After complement-induced injury, calcium-activated calpain permanently damages the entire internal axonal structure.5 Perhaps more important, a 2022 mouse study showed that complement-mediated damage could be directed to myelin or axons using the genetically programmed presence or absence of gangliosides to understand subsequent calpain-induced destruction in either axons or myelin.6
Some of the engineered mouse cells included ganglioside; others did not. “So you can have anti-ganglioside antibodies directed at one cell type or the other, which would, or would not, have calpain within them,” Dr. Lunn said. Investigators also showed that a calpain inhibitor (AK295) or overproduction of an endogenous inhibitor, calpastatin, prevented damage to both cell types.6All existing calpain inhibitors are unsuitable for clinical use because they are highly toxic. “But if you could inhibit calpain and stop it from being activated by calcium,” Dr. Lunn explained, “you would have a mechanism for stopping cell degradation during GBS. That would be an important future target for pharmacotherapy. That whole story – from the beginning to the end of GBS – has opened up options for treatment.”

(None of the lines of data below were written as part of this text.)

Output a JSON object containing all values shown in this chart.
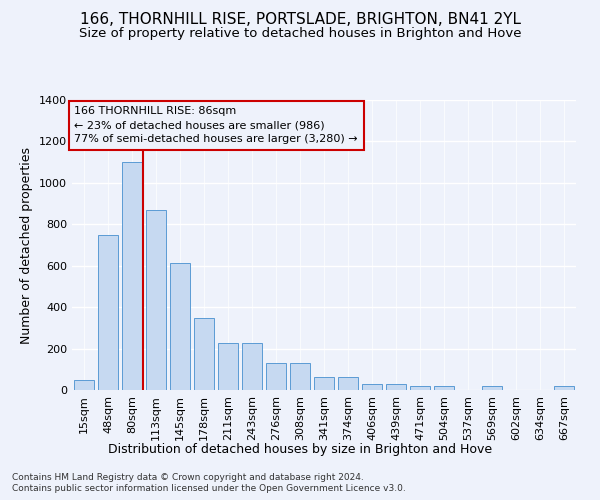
{
  "title": "166, THORNHILL RISE, PORTSLADE, BRIGHTON, BN41 2YL",
  "subtitle": "Size of property relative to detached houses in Brighton and Hove",
  "xlabel": "Distribution of detached houses by size in Brighton and Hove",
  "ylabel": "Number of detached properties",
  "footnote1": "Contains HM Land Registry data © Crown copyright and database right 2024.",
  "footnote2": "Contains public sector information licensed under the Open Government Licence v3.0.",
  "categories": [
    "15sqm",
    "48sqm",
    "80sqm",
    "113sqm",
    "145sqm",
    "178sqm",
    "211sqm",
    "243sqm",
    "276sqm",
    "308sqm",
    "341sqm",
    "374sqm",
    "406sqm",
    "439sqm",
    "471sqm",
    "504sqm",
    "537sqm",
    "569sqm",
    "602sqm",
    "634sqm",
    "667sqm"
  ],
  "values": [
    50,
    750,
    1100,
    870,
    615,
    350,
    225,
    225,
    130,
    130,
    65,
    65,
    30,
    30,
    18,
    18,
    0,
    18,
    0,
    0,
    18
  ],
  "bar_color": "#c6d9f1",
  "bar_edgecolor": "#5b9bd5",
  "annotation_line1": "166 THORNHILL RISE: 86sqm",
  "annotation_line2": "← 23% of detached houses are smaller (986)",
  "annotation_line3": "77% of semi-detached houses are larger (3,280) →",
  "annotation_box_edgecolor": "#cc0000",
  "vline_color": "#cc0000",
  "ylim": [
    0,
    1400
  ],
  "yticks": [
    0,
    200,
    400,
    600,
    800,
    1000,
    1200,
    1400
  ],
  "background_color": "#eef2fb",
  "grid_color": "#ffffff",
  "title_fontsize": 11,
  "subtitle_fontsize": 9.5,
  "axis_label_fontsize": 9,
  "tick_fontsize": 8,
  "annotation_fontsize": 8,
  "footnote_fontsize": 6.5
}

Because complement bound to antibodies, set up by infection, plays a pivotal role, complement inhibitors have become an exciting area of research over the past decade. The 36-patient Japanese Eculizumab Trial for GBS (JET-GBS) trial showed that, after 6 months, significantly more eculizumab-treated patients could run, compared with placebo-treated patients.7
“No other trials of complement inhibitors have yet been completed,” Dr. Lunn said. “But several different complement inhibitors work at different places, in a very complicated immune process. One of the complement inhibitors will become transformative in treating GBS – preventing disability and improving recovery – in the not-very-distant future.”
Additional investigational treatments that have demonstrated early promise in eliminating problem antibodies faster include imlifidase (Idefirix [Hansa Biopharma]), which destroys antibodies, and Fc receptor inhibitors such as efgartigimod alfa-fcab (Vyvgart [argenx]), which push antibodies into the natural catabolic pathway.
“We’ve been stuck with plasma exchange and intravenous immunoglobulin (IVIg) for three or four decades,” Dr. Lunn said. “We now have a series of strategies by which we can completely turn off complement and resulting nerve damage. If we can find a calpain inhibitor that turns off the end of that pathway, we will make dramatic improvements. Our understanding of the immunopathology has changed enormously and influences pharmacotherapy going forward.”